L’edizione in programma dal 4 al 10 settembre sugli Appennini dell’Emilia-Romagna conferma il suo carattere globale. Oltre alla sfida per la classifica finale, tante storie e curiosità tra i quasi 150 concorrenti al via

Sui percorsi di Appenninica MTB Stage Race non c’è soltanto la sfida per la vittoria finale da seguire, ma tante piccole o grandi storie da raccontare tra i quasi 150 concorrenti al via. Dal 4 al 10 settembre sugli Appennini dell’Emilia-Romagna arriveranno atleti di tutto il mondo, pronti a sfide personali con sé stessi o giunti per affiancare amici e parenti, o semplicemente in ricordo di qualcuno. Il bello di Appenninica MTB Stage Race è anche e soprattutto questo, la sua capacità di portare alla luce a storie di vita e sport.

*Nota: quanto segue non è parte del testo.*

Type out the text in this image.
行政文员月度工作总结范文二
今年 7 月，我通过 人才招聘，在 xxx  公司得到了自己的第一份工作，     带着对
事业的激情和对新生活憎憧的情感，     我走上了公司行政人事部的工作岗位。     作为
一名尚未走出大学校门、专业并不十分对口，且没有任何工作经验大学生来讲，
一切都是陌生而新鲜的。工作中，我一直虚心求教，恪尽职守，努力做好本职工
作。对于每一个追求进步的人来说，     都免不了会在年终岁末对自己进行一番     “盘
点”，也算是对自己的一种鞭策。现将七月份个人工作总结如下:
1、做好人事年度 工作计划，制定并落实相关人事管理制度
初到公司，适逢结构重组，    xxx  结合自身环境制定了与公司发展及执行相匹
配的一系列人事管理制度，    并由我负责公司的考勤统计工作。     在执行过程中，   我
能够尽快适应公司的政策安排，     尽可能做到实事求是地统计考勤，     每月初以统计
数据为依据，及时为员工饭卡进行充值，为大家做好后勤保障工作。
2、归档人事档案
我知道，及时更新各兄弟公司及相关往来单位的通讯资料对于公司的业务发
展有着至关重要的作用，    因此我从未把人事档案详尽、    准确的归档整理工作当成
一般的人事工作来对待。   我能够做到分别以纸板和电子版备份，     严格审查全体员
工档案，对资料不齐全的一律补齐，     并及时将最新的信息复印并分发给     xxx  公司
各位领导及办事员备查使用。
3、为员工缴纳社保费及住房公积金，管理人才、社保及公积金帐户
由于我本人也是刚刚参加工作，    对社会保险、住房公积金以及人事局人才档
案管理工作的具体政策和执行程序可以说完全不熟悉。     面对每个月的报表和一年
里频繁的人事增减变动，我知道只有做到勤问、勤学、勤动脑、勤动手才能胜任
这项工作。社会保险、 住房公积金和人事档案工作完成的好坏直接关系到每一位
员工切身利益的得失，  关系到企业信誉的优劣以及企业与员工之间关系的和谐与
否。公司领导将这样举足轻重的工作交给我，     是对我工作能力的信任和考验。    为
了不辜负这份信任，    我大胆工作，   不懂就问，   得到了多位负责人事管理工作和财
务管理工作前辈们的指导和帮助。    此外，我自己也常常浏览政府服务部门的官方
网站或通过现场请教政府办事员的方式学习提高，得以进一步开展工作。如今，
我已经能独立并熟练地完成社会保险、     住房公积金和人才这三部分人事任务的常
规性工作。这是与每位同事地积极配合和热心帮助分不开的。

Saranno ben 28 le Nazioni al via di Castelnovo ne’ Monti, con tutti i cinque continenti rappresentati. Oltre ai Paesi storicamente più fedeli ad Appenninica come i Paesi Bassi, la Spagna, la Germania e il Regno Unito, si conferma importante anche la pattuglia di statunitensi al via. Per l’edizione 2022, però, la proverbiale ospitalità emiliano-romagnola si prepara ad accogliere anche atleti provenienti da Australia, Israele, Brasile, Messico, Costa Rica e Sud Africa.

Ogni anno si allargano i confini dei partecipanti di Appenninica MTB Stage Race, e non possiamo che essere felici di questa costante internazionalizzazione – affermano Beppe Salerno e Milena Bettocchi, co-organizzatori dell’evento -. Di anno in anno gli atleti che partecipano alla gara diffondono un’immagine positiva del nostro territorio, del clima che si respira e della competizione, questo motiva e incoraggia l’arrivo di nuovi atleti da ogni angolo del mondo”.

Tra loro non manca chi raggiungerà Castelnovo ne’ Monti con una sfida personale da affrontare o con l’obiettivo di raccontare un’avventura unica. È il caso del giovane ciclocrossista olandese Gosse Van der Meer, che pedalerà con una GoPro per raccontare l’esperienza sugli Appennini, o di  Spencer Powlison, statunitense molto conosciuto nelle community dei biker. Dagli Stati Uniti tornerà ad Appenninica per il secondo anno consecutivo anche Mark Anolik, ex Downhiller di livello internazionale, pronto a riabbracciare l’amico Pierpaolo “Pippo” Marani a Fanano, come già successo lo scorso anno.

Chi parte con obiettivi importanti sono sicuramente i cinque atleti che ambiscono ad entrare nella Appenninica Hall of Family conquistando la terza medaglia di finisher: Anton Tieleman, Stefan Kiene, Thomas Jauner, Peter Wouters e Zbig Mossoczy. Quest’ultimo guiderà anche un gruppo di atleti polacchi a cui lui stesso ha consigliato di vivere l’esperienza di Appenninica.

Tra i concorrenti al via ci saranno anche James Hunt e Nathan Hunt, padre e figlio proveniente dal Regno Unito per vivere un’esperienza insieme. Dopo aver dovuto rinunciare alla partecipazione lo scorso anno, sarà finalmente al via anche il dottore israeliano Michael Gdalevich  in prima fila nella lotta alla pandemia negli ultimi due anni -, che sarà accompagnato dalla moglie in questa avventura, così come i sudafricani Tim e Louise Ferreira.

Infine, parteciperà ad Appenninica il francese Jeremy Mahot, già finisher alla Transalp 2021, in gara con il nobile fine di creare consapevolezza sulla depressione e raccogliere fondi per programmi di supporto. Ex fantino residente nel Regno Unito, Mahot ha perso un amico durante il lockdown a seguito di una commozione cerebrale che gli aveva provocato una forte depressione, e racconterà l’avventura di Appenninica anche con il fine di sensibilizzare la società su questo problema.